Heretofore the virgins had refused to open the door when the bridegroom had knocked (see Luke 12:36 and Revelation 3:20), so He was able to read their hearts when they came knocking on His door. And he truly didn't know them because they had never taken the time to get to know Him.

And such is a sobering account for us to keep in mind: there will come a day when Christ no longer knocks on our doors because we have passed the point of no return.

The second passage is found in 2 Thessalonians 2:10 where Paul says that there will be many "who perish because they did not receive the love of the truth, that they might be saved." Saved by having a "love of the truth"? Is Paul serious? Apparently. Yet, sadly, many of us do not have that agape love for the truth. We may have a foggy idea of what that truth is, but very few of us would sell everything to study, understand, and dissect that truth.

The truth of the matter is, we have come far too short of uplifting what true intimacy with the Lord is all about. So let's raise the standard. Let's lift up Jesus so high that people won't be able to help but spend hours upon hours a day reading His word, digesting it, pondering it, tracing themes through out scripture, studying passages that appear confusing at first but bring about incredible satisfaction once understood - and then applying all these discoveries to their every-day lives.

Yes, this is true devotion. And this is what the Lord is lovingly trying to draw from our hearts.


Kyle Baldwin said...


Anonymous said...

I do think I need to spend more time in Daniel, chapter 11. As I got into it this morning, I thought. "I have never conquered this chapter." Maybe now is the time! Time to devote myself to it!

Anonymous said...

I need to devote (!) more time to in-depth study of some parts of the Bible I have not yet begun to conquer. This morning I started with Daniel 11.

Dingo said...

Thanks for a lot to think about. It is very timely. A lot of wonderful time could be spent in the Word just with the concept of seeking the Lord. In Psalm 9:10 we have that promise "Thou Lord, hast not forgotten them that seek thee." Are we seeking Him?

But who really initiated that seeking?

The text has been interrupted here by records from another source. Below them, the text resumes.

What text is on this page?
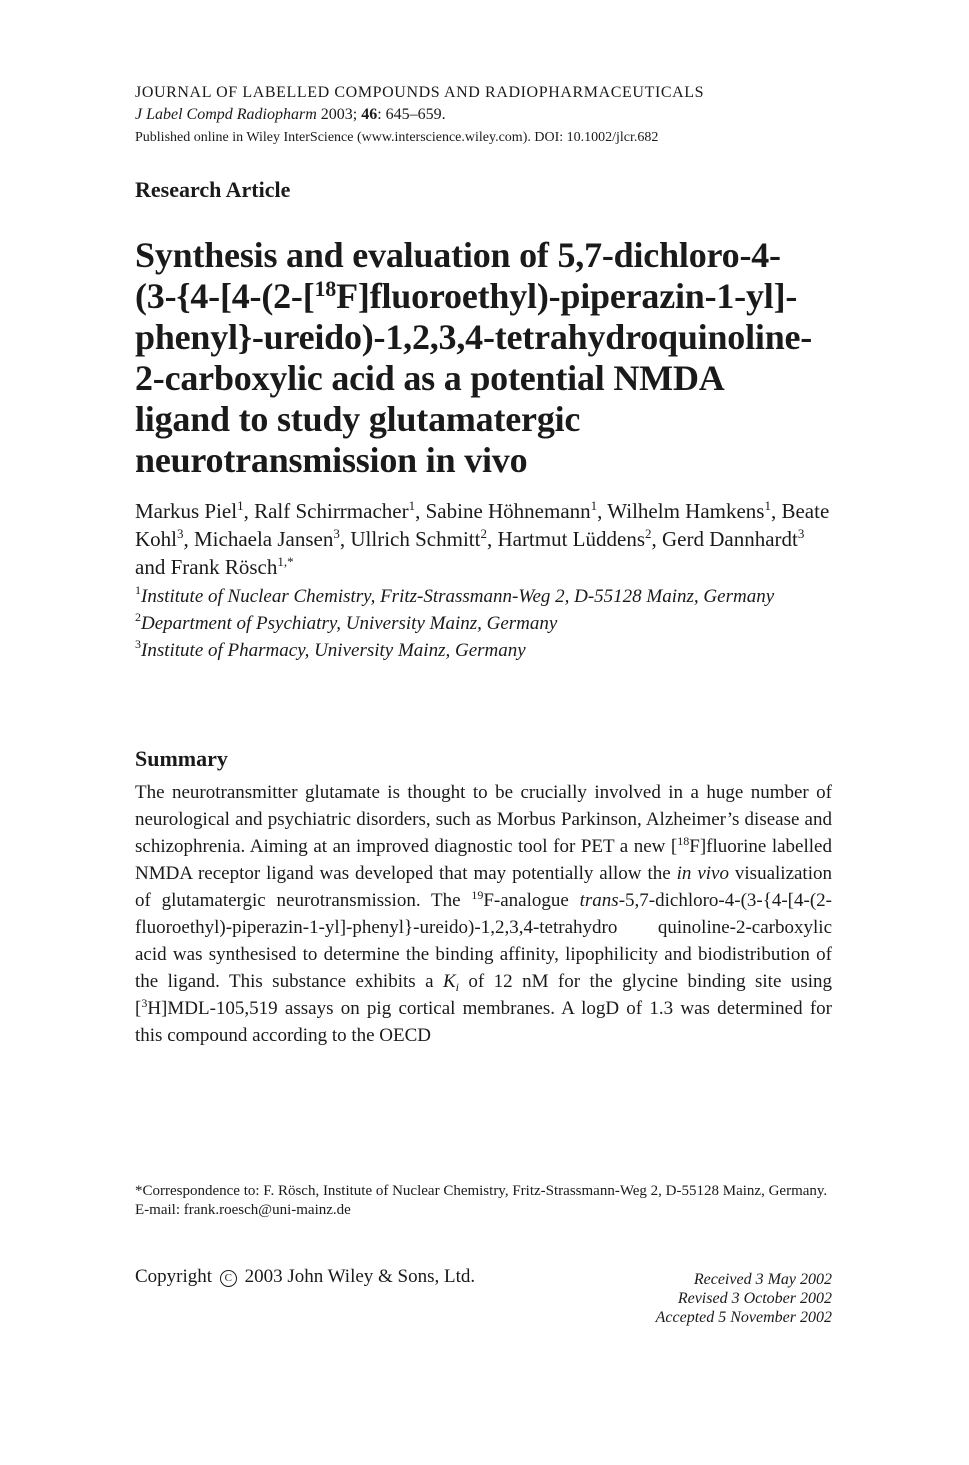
JOURNAL OF LABELLED COMPOUNDS AND RADIOPHARMACEUTICALS
J Label Compd Radiopharm 2003; 46: 645–659.
Published online in Wiley InterScience (www.interscience.wiley.com). DOI: 10.1002/jlcr.682
Research Article
Synthesis and evaluation of 5,7-dichloro-4-
(3-{4-[4-(2-[$^{18}$F]fluoroethyl)-piperazin-1-yl]-
phenyl}-ureido)-1,2,3,4-tetrahydroquinoline-
2-carboxylic acid as a potential NMDA
ligand to study glutamatergic
neurotransmission in vivo
Markus Piel$^1$, Ralf Schirrmacher$^1$, Sabine Höhnemann$^1$, Wilhelm Hamkens$^1$, Beate Kohl$^3$, Michaela Jansen$^3$, Ullrich Schmitt$^2$, Hartmut Lüddens$^2$, Gerd Dannhardt$^3$ and Frank Rösch$^{1,*}$
$^1$Institute of Nuclear Chemistry, Fritz-Strassmann-Weg 2, D-55128 Mainz, Germany
$^2$Department of Psychiatry, University Mainz, Germany
$^3$Institute of Pharmacy, University Mainz, Germany
Summary
The neurotransmitter glutamate is thought to be crucially involved in a huge number of neurological and psychiatric disorders, such as Morbus Parkinson, Alzheimer’s disease and schizophrenia. Aiming at an improved diagnostic tool for PET a new [$^{18}$F]fluorine labelled NMDA receptor ligand was developed that may potentially allow the in vivo visualization of glutamatergic neurotransmission. The $^{19}$F-analogue trans-5,7-dichloro-4-(3-{4-[4-(2-fluoroethyl)-piperazin-1-yl]-phenyl}-ureido)-1,2,3,4-tetrahydro quinoline-2-carboxylic acid was synthesised to determine the binding affinity, lipophilicity and biodistribution of the ligand. This substance exhibits a $K_i$ of 12 nM for the glycine binding site using [$^3$H]MDL-105,519 assays on pig cortical membranes. A logD of 1.3 was determined for this compound according to the OECD
*Correspondence to: F. Rösch, Institute of Nuclear Chemistry, Fritz-Strassmann-Weg 2, D-55128 Mainz, Germany. E-mail: frank.roesch@uni-mainz.de
Copyright C 2003 John Wiley & Sons, Ltd.	Received 3 May 2002
Revised 3 October 2002
Accepted 5 November 2002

Psalm 27:8 is a delightful surprise - "When thou saidst, Seek ye my face; my heart said unto thee, Thy face Lord will I seek."

Each morning before I open my eyes, my first words are to God, reaching out to Him – seeking Him; but that would not happen if He were not wooing and drawing me first. We can do nothing of ourselves.

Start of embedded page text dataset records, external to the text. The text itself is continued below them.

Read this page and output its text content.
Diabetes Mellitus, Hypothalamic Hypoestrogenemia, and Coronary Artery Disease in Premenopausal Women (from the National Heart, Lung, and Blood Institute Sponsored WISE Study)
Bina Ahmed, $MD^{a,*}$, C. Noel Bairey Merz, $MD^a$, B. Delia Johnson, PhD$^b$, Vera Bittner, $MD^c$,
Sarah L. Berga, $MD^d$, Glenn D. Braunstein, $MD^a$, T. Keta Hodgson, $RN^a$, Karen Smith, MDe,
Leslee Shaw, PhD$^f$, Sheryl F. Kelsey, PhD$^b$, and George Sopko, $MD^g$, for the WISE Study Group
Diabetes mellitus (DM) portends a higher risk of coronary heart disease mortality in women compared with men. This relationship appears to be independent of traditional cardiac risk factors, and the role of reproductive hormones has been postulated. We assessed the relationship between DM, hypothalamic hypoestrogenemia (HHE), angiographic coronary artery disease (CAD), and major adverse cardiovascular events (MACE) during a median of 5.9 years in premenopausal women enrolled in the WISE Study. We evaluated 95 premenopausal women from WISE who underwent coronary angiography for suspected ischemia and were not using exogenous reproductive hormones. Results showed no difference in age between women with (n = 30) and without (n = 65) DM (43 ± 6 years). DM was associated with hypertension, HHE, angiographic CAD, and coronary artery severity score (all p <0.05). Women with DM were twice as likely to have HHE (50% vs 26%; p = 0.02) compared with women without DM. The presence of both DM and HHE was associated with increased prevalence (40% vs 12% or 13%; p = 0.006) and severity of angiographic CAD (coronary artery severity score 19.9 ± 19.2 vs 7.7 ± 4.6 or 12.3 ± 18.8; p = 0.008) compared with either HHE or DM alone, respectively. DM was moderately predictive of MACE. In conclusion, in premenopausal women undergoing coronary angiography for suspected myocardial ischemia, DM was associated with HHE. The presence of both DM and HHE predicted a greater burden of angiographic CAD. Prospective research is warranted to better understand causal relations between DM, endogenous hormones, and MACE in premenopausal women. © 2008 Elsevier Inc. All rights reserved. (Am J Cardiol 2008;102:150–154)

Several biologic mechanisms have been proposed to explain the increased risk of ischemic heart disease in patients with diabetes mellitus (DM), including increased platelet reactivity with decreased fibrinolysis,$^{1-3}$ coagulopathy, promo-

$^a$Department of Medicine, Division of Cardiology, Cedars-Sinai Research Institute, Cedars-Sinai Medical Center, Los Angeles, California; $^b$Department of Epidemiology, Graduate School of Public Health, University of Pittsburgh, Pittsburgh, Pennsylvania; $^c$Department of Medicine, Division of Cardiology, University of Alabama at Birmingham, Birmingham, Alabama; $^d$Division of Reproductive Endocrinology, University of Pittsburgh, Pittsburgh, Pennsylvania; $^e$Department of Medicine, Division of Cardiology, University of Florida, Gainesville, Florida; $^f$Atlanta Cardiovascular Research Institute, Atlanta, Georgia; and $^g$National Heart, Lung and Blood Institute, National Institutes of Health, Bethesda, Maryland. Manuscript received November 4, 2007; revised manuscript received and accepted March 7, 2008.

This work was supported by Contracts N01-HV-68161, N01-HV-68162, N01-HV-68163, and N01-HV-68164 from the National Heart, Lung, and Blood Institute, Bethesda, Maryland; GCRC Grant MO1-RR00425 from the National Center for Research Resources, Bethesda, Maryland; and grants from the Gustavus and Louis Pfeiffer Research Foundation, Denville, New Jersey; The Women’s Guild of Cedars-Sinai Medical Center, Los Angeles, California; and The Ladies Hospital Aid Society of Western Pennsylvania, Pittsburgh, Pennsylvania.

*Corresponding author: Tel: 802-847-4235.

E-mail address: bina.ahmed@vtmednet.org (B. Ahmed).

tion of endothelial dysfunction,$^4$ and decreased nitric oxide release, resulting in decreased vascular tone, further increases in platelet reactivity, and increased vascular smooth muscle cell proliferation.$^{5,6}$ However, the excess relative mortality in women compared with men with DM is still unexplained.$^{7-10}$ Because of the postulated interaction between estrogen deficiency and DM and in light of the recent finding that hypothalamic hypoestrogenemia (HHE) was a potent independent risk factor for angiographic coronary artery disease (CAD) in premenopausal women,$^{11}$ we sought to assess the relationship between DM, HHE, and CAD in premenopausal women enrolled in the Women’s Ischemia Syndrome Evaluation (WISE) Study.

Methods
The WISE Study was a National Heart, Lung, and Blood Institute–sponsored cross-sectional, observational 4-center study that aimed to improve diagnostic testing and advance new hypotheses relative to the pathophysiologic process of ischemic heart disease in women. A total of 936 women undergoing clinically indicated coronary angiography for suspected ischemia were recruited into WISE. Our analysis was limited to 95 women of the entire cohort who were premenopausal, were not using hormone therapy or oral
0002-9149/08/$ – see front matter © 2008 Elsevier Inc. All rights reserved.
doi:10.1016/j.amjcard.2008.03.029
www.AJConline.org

Each morning when I spend 20 or 30 minutes in the Word, praying and asking for instruction from it, seeking what God has to show me for this passage, that would not happen unless he initiated my seeking.

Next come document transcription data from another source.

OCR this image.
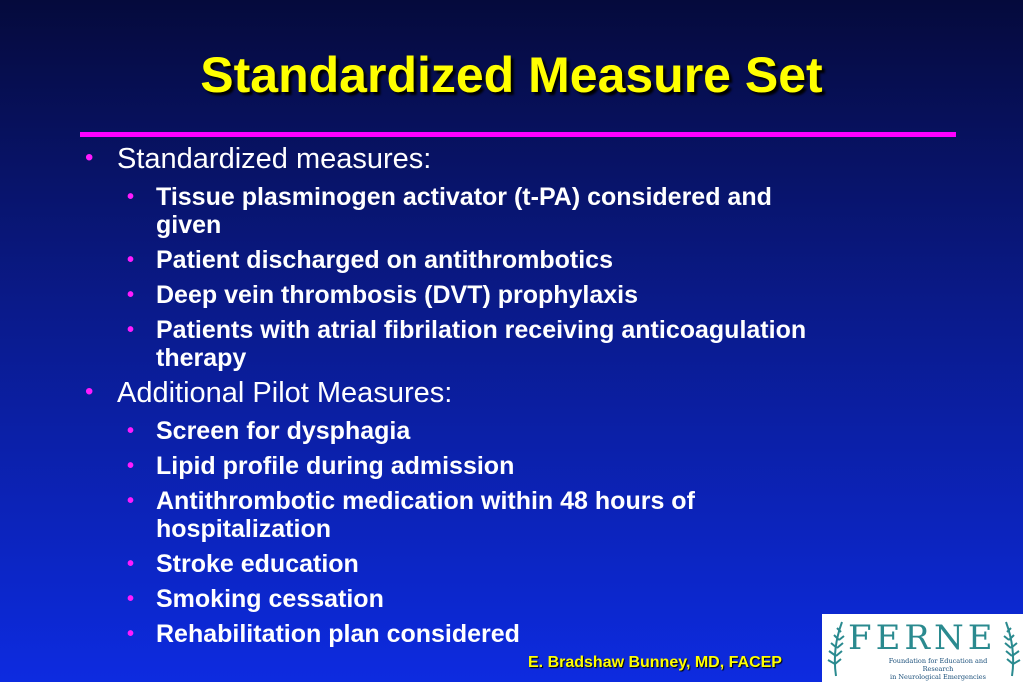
Standardized Measure Set
• Standardized measures:
• Tissue plasminogen activator (t-PA) considered and given
• Patient discharged on antithrombotics
• Deep vein thrombosis (DVT) prophylaxis
• Patients with atrial fibrilation receiving anticoagulation therapy
• Additional Pilot Measures:
• Screen for dysphagia
• Lipid profile during admission
• Antithrombotic medication within 48 hours of hospitalization
• Stroke education
• Smoking cessation
• Rehabilitation plan considered
E. Bradshaw Bunney, MD, FACEP
FERNE
Foundation for Education and Research
in Neurological Emergencies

Throughout each event of the day, laced with times of seeking/praying, how could I even remember, let alone desire to seek God in prayer unless He initiated the seeking.

Then, in the longer study sessions (which the devil seems to fight so hard to derail), when I seek to know something more of God - his character, law, salvation - I cling to His promise that my seeking is not fruitless. He promises that when I seek Him with all my heart, I will find Him. But still, who really initiated my seeking? Would I even care about that magnificent promise unless God had put it in my heart to seek.

At least in some part, devotion is a relationship of seeking and even baby steps toward tasting that life and finding it good are a beautiful thing - God drawing us toward Himself in baby steps, then more mature steps until, Like Enoch, we walk with God.

Staci said...

I so agree with this post and will probably share some thoughts from it in a seminar presentation I'm doing next month on how to have a vibrant devotional time. Just one other thought. There are some (sometimes me) who spend their devotional time just researching and writing and walk away about any personal "inspiration". That is another danger. I have decided that my devotions cannot be all about preparing studies / sermons /etc. for sharing with others. It has to be about God speaking to my heart. While we want people to study deep, we also need to encourage them to make sure they are letting God speak to their own heart. It makes all the difference!